Il patron: le uscite di sicurezza sempre attive

Il patron del Piper, Marco Bornigia, è amareggiato.Hanno contestato a livello urbanistico la presenza di due bagni in più che ci sono sempre stati – precisa – Le uscite di sicurezza, come sempre erano attive e libere. E stanotte non avevamo un pienone. Aspettiamo di leggere tutti i verbali. Qui lavorano decine si persone, valuteremo…“.
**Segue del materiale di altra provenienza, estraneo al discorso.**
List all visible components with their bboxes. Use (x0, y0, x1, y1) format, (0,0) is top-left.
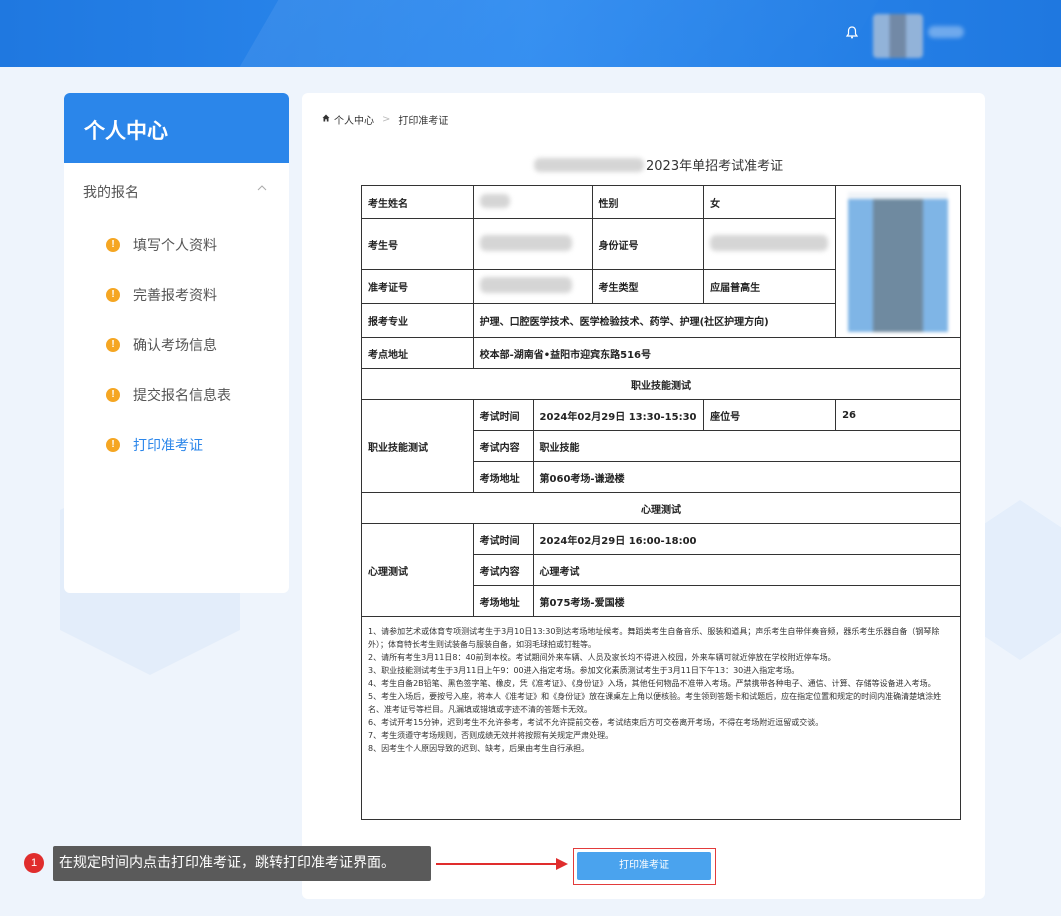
voc-room-label: 考场地址 (472, 461, 534, 493)
voc-seat-value: 26 (835, 399, 961, 431)
user-avatar[interactable] (873, 14, 923, 58)
ticket-title-text: 2023年单招考试准考证 (646, 159, 784, 174)
gender-label: 性别 (591, 185, 705, 219)
main-panel: 个人中心 > 打印准考证 2023年单招考试准考证 考生姓名 性别 女 考生号 … (302, 93, 985, 899)
major-value: 护理、口腔医学技术、医学检验技术、药学、护理(社区护理方向) (472, 303, 837, 338)
examinee-no-label: 考生号 (361, 218, 474, 270)
note-item: 5、考生入场后，要按号入座，将本人《准考证》和《身份证》放在课桌左上角以便核验。… (368, 692, 942, 714)
site-label: 考点地址 (361, 337, 474, 369)
vocational-row-label: 职业技能测试 (361, 399, 474, 493)
note-item: 1、请参加艺术或体育专项测试考生于3月10日13:30到达考场地址候考。舞蹈类考… (368, 627, 940, 649)
note-item: 4、考生自备2B铅笔、黑色签字笔、橡皮，凭《准考证》、《身份证》入场，其他任何物… (368, 679, 936, 688)
home-icon (322, 114, 330, 125)
breadcrumb-separator: > (382, 114, 391, 125)
psych-room-value: 第075考场-爱国楼 (532, 585, 962, 617)
exam-notes: 1、请参加艺术或体育专项测试考生于3月10日13:30到达考场地址候考。舞蹈类考… (361, 616, 961, 820)
voc-seat-label: 座位号 (703, 399, 837, 431)
bell-icon[interactable] (845, 26, 859, 40)
examinee-no-value (472, 218, 593, 270)
warning-icon: ! (106, 388, 120, 402)
major-label: 报考专业 (361, 303, 474, 338)
breadcrumb-home[interactable]: 个人中心 (334, 112, 374, 127)
sidebar-title: 个人中心 (64, 93, 289, 163)
warning-icon: ! (106, 238, 120, 252)
psych-content-value: 心理考试 (532, 554, 962, 586)
warning-icon: ! (106, 288, 120, 302)
header-decoration (220, 0, 902, 67)
sidebar-item-label: 提交报名信息表 (133, 388, 231, 404)
id-value (703, 218, 837, 270)
sidebar-item-label: 完善报考资料 (133, 288, 217, 304)
voc-room-value: 第060考场-谦逊楼 (532, 461, 962, 493)
step-badge: 1 (24, 853, 44, 873)
sidebar-item-label: 确认考场信息 (133, 338, 217, 354)
psych-time-value: 2024年02月29日 16:00-18:00 (532, 523, 962, 555)
ticket-title: 2023年单招考试准考证 (534, 155, 783, 174)
name-value (472, 185, 593, 219)
note-item: 8、因考生个人原因导致的迟到、缺考，后果由考生自行承担。 (368, 744, 590, 753)
arrow-head-icon (556, 858, 568, 870)
sidebar-item-label: 填写个人资料 (133, 238, 217, 254)
name-label: 考生姓名 (361, 185, 474, 219)
warning-icon: ! (106, 338, 120, 352)
psych-section-title: 心理测试 (361, 492, 961, 524)
sidebar: 个人中心 我的报名 ! 填写个人资料 ! 完善报考资料 ! 确认考场信息 ! 提… (64, 93, 289, 593)
voc-content-value: 职业技能 (532, 430, 962, 462)
type-value: 应届普高生 (703, 269, 837, 304)
sidebar-item-label: 打印准考证 (133, 438, 203, 454)
voc-time-label: 考试时间 (472, 399, 534, 431)
type-label: 考生类型 (591, 269, 705, 304)
school-name-blurred (534, 157, 644, 172)
chevron-up-icon[interactable] (257, 183, 267, 193)
sidebar-group-my-registration[interactable]: 我的报名 (83, 182, 139, 202)
breadcrumb: 个人中心 > 打印准考证 (322, 112, 448, 127)
note-item: 7、考生须遵守考场规则，否则成绩无效并将按照有关规定严肃处理。 (368, 731, 614, 740)
psych-time-label: 考试时间 (472, 523, 534, 555)
annotation-arrow (436, 863, 558, 865)
note-item: 2、请所有考生3月11日8：40前到本校。考试期间外来车辆、人员及家长均不得进入… (368, 653, 836, 662)
sidebar-item-fill-personal-info[interactable]: ! 填写个人资料 (106, 235, 217, 255)
breadcrumb-current: 打印准考证 (398, 116, 449, 127)
sidebar-item-print-ticket[interactable]: ! 打印准考证 (106, 435, 203, 455)
psych-row-label: 心理测试 (361, 523, 474, 617)
note-item: 6、考试开考15分钟，迟到考生不允许参考，考试不允许提前交卷，考试结束后方可交卷… (368, 718, 824, 727)
voc-content-label: 考试内容 (472, 430, 534, 462)
id-label: 身份证号 (591, 218, 705, 270)
user-name-blurred[interactable] (928, 26, 964, 38)
vocational-section-title: 职业技能测试 (361, 368, 961, 400)
warning-icon: ! (106, 438, 120, 452)
note-item: 3、职业技能测试考生于3月11日上午9：00进入指定考场。参加文化素质测试考生于… (368, 666, 800, 675)
annotation-tip: 在规定时间内点击打印准考证，跳转打印准考证界面。 (53, 846, 431, 881)
voc-time-value: 2024年02月29日 13:30-15:30 (532, 399, 705, 431)
psych-room-label: 考场地址 (472, 585, 534, 617)
print-ticket-button[interactable]: 打印准考证 (577, 852, 711, 880)
psych-content-label: 考试内容 (472, 554, 534, 586)
admission-ticket-table: 考生姓名 性别 女 考生号 身份证号 准考证号 考生类型 应届普高生 报考专业 … (361, 185, 962, 820)
admission-no-value (472, 269, 593, 304)
sidebar-item-complete-application[interactable]: ! 完善报考资料 (106, 285, 217, 305)
site-value: 校本部-湖南省•益阳市迎宾东路516号 (472, 337, 962, 369)
admission-no-label: 准考证号 (361, 269, 474, 304)
examinee-photo (835, 185, 961, 338)
gender-value: 女 (703, 185, 837, 219)
sidebar-item-confirm-exam-site[interactable]: ! 确认考场信息 (106, 335, 217, 355)
sidebar-item-submit-form[interactable]: ! 提交报名信息表 (106, 385, 231, 405)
Chiusi altri tre club in via del Tritone

Nelle notti precedenti per motivi di sicurezza erano stati chiusi dalla Questura altri tre club in centro per l’assenza di estintori e porte anti panico sbarrate. I sigilli hanno riguardato tre locali in via del Tritone.

Da oltre un anno la Questura di Roma effettua controlli serrati nei locali della capitale, controlli che si sono accentuati dopo la tragedia di Crans Montana.

La nota del Piper

La proprietà del Piper Club ha anche inoltrato una nota in cui conferma “di aver ricevuto le prescrizioni delle autorità competenti” di stare “collaborando pienamente per chiarire ogni aspetto. La sicurezza del pubblico e del personale rappresenta da sempre la priorità assoluta del locale”.

In queste ore – si spiega – insieme ai nostri consulenti tecnici e legali, stiamo acquisendo e verificando tutta la documentazione necessaria e programmando gli interventi richiesti“. “Ulteriori aggiornamenti – conclude la nota – verranno forniti non appena completate le verifiche“.